Не спеша подтягивались английские войска — первые две дивизии прибыли на фронт лишь в начале октября[409]
, а первый военнослужащий британского экспедиционного корпуса будет убит лишь 9 декабря 1939 г.[410]. «Неповоротливость Англии» биограф Черчилля М. Гилберт объяснял тем, что ей «было трудно настроиться на войну…, (но главное) к гарантиям Польше в Англии никогда не относились с большой симпатией. Между странами не было традиционной дружбы, Польша считалась одним из тех диктаторских режимов, которые проявляют лишь присущие авторитарному господству ограниченность и притеснения, но без театрального волшебства и гипнотического воздействия власти»[411].Проблема заключалась в том, что «Странная война» не могла продолжаться вечно. В правящих кругах Лондона уже возникла «фантастическая идея» заменить Гитлера с его «гитлеризмом», на «нацизм» Геринга и уже с ним заключить мир[412]
. У французов, в свою очередь, ходила идея, что у Гитлера будто «существует план организовать, после взятия Варшавы, марионеточное польское правительство, заключить с ним соглашение и предложить на этой базе мир Франции и Англии»[413]. Чемберлен, выступая «в парламенте и, подчеркивая решимость Англии вести «войну до конца», в то же время дал понять, что если бы Гитлер выдвинул какие-либо новые, более приемлемые предложения, британское правительство готово было бы их рассмотреть»[414].С захватом Германией Польши «Странная война» окончательно заходила в тупик, Лондон и Париж не стремились воевать, но одновременно, на глазах всей мировой общественности, не могли и заключить мира с агрессором…
Выход из положения представился в конце 1939 г., когда Сталин обратился к финскому правительству, с предложением обменяться приграничными территориями, в целях обеспечения безопасности Ленинграда.

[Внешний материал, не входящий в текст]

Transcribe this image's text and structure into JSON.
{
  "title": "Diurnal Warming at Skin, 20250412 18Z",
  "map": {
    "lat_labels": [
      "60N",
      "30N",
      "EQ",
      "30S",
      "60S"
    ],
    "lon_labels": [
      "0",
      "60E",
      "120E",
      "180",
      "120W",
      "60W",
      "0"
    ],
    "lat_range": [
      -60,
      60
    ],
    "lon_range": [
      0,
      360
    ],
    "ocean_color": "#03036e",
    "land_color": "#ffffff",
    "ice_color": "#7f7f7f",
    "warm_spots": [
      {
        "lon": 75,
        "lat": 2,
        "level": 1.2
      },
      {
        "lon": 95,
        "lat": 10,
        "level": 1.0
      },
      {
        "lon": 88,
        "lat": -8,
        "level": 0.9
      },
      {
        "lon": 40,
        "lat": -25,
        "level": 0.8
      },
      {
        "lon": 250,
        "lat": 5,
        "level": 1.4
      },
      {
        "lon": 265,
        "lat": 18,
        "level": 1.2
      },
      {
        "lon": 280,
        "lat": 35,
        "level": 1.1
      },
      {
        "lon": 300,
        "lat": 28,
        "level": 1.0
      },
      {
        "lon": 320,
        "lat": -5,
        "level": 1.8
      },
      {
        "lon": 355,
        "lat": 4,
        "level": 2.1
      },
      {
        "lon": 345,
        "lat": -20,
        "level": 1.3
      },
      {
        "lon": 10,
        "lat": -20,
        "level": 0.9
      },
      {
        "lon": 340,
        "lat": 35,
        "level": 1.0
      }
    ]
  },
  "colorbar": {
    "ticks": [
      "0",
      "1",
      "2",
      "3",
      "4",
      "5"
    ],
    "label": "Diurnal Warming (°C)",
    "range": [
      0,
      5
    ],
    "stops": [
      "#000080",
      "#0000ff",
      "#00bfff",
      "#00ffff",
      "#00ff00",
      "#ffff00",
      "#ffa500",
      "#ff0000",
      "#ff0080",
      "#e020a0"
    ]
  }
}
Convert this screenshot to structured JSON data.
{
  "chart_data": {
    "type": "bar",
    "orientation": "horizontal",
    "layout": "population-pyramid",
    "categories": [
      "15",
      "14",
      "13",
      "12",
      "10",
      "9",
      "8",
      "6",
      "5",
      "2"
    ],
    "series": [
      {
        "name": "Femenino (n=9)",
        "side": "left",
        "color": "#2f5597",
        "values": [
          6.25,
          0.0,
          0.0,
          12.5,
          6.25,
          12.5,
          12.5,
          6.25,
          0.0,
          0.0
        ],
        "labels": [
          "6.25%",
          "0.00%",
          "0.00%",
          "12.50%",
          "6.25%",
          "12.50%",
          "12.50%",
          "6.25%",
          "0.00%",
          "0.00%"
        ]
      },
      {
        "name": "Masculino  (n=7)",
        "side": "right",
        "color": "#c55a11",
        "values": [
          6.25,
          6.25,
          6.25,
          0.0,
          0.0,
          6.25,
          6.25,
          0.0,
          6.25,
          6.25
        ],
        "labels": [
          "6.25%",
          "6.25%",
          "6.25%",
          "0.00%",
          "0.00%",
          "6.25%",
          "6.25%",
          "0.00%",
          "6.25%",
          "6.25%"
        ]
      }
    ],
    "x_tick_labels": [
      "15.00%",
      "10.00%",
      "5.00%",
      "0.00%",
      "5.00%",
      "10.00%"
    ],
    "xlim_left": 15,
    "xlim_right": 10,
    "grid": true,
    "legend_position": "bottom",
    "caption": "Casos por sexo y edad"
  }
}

Хельсинки склонялись к принятию этого предложения[415]
, однако вдруг неожиданно резко изменили свою позицию, что поставило обе страны на грань войны.Лондон 24 ноября поспешил заверить СССР, что не станет вмешиваться в случае советско-финского конфликта. 29 ноября заместитель министра иностранных дел Великобритании Батлер заверял Майского, что «британская политика далеко не столь макиавеллистична…, британское правительство вовсе не задается целью везде работать против СССР»[416]
. Майский не очень поверил подобным речам. Наоборот, указывал он, «хронически застарелая ненависть к СССР с начала войны приобрела особые остроту и напряженность. Объяснялось это тем, что крах летних переговоров с СССР явился вместе с тем крахом всей политики Чемберлена, которая в основном сводилась к тому, чтобы столкнуть Германию с СССР», «британское правительство никогда не прекращало своей двойной игры. Ибо «дружески» протягивая Советскому правительству правую руку, в то же самое время левой рукой сеяло семена антисоветских интриг во всех концах мира»[417].Лондон остался верен своей традиционной политике и на этот раз: обещая Москве невмешательство, он одновременно потребовал от Финляндии занять твёрдую позицию и не поддаваться нажиму Москвы[418]
. Именно в «дружеских английских советах» крылась причина внезапного изменения настроения финнов.Французы старались не отстать, но действовали более прямолинейно. С началом Зимней войны Париж послал в Финляндию свою военную миссию во главе с Ганевалем, а в штаб Маннергейма личного представителя Гамелена — ген. Клеман-Гранкура. По словам члена французской военной миссии капитана П. Стелена, главная задача французских представителей заключалась в том, чтобы «всеми силами удерживать Финляндию в состоянии войны»[419]
.Правительства Англии и Франции, мирно спавшие пока Германия громила Польшу, вдруг развернули бурную деятельность. Были задержаны несколько советских пароходов и арестованы счета и ценности советского торгпредства в Париже. «Парижская пресса развязала против советского вторжения оголтелую кампанию, а действия французского правительства производили отчетливое впечатление, — приходил к выводу Карлей, — что ему больше нравится чернить большевиков, чем сражаться с «германским колоссом»»[420]
. «Некоторые круги усматривали врага скорее в Сталине, чем в Гитлере, — подтверждал Ш. де Голль — Они были больше озабочены тем, как нанести удар России: оказанием ли помощи Финляндии, бомбардировкой ли Баку или высадкой в Стамбуле, чем вопросом о том, каким образом справиться с Германией. Многие открыто восхищались Муссолини»[421].